Version 1.4.1 of the Mobile Molecular DataSheet (MMDS) has just been submitted to the iTunes AppStore, and its notable new feature is the ability to select a datasheet and calculate structure-based properties. A new column is created for each selected property, and the calculation feature is applied to each row. The available properties currently include molecular weight/formula, log P, molar refractivity and topological polar surface area. The functionality is provided by the molsync.com webservice.
The properties that can now be calculated for whole datasheets are actually just an exposure of functionality that was originally delivered in the MolPrime+ app (and see slide #7 in ACS presentation in Philadelphia 2012). The to-do list has since included the ability to perform these calculations from within MMDS and apply them to a whole collection of molecules in one go.

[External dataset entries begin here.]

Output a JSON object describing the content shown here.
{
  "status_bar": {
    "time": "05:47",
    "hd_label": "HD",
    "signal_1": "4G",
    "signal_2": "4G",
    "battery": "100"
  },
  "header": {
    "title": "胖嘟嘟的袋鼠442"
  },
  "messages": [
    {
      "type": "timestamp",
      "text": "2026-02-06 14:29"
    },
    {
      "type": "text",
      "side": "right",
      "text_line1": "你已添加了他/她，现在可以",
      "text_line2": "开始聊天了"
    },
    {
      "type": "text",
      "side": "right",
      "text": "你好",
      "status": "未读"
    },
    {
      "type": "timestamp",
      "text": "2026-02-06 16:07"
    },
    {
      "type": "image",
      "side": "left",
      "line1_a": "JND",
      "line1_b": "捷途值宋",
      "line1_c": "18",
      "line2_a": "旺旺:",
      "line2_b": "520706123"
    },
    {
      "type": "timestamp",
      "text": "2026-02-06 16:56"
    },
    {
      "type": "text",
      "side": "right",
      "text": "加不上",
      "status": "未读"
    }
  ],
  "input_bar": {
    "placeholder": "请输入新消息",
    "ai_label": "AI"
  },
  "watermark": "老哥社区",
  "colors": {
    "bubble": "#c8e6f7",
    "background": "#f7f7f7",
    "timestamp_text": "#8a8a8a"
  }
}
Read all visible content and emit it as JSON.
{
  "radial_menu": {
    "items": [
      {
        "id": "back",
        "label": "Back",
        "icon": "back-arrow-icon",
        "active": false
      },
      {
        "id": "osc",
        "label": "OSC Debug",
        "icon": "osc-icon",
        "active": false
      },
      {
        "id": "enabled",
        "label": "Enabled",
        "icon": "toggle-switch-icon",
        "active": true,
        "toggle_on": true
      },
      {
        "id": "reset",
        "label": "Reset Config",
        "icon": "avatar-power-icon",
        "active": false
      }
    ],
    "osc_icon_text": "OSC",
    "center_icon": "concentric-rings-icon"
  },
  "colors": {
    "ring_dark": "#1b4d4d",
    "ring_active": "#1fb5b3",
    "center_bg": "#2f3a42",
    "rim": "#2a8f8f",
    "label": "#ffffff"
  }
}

The functionality is accessed from the datasheet menu, by selecting the Calculate button, which brings up the setup dialog:
The configuration is rather simple. Most non-reaction datasheets have just one molecule column called Molecule. The procedure contacts the webservice (in this case set to a server on the local network, but usually http://molsync.com) to fetch a list of the available properties, which at the current time includes the five properties mentioned above.
Hitting the calculate button starts iterating through each row in the datasheet, and calculating the requested properties for each. If any row has all of the properties defined already, they will be skipped, but otherwise it will power through and obtain results for each non-blank structure. Once the calculation is complete, opening up a detail view for the datasheet will look something like the preview on the left:
On the right is the schema view of the same datasheet, which indicates the 5 new columns that have been created.
This new feature is quite useful in its own right, but it is an omen of things to come. The com.mmi software stack (which powers the molsync.com service engine) is growing in sophistication. Right now the numeric properties that it can provide are fairly simple older implementations of popular algorithms, but many more are on the drawing board. MMDS has long had access to webservices baked into it, but the original feature trades convenience against the flexibility of being able to implement custom services without modifying the app.
The more recent addition is much simpler and more convenient to operate, but it uses a much more narrowly defined protocol, which is currently specific to software provided by Molecular Materials Informatics. The default configuration routes these webservices requests through molsync.com, across the open internet, but the software stack can be licensed for private intranet use.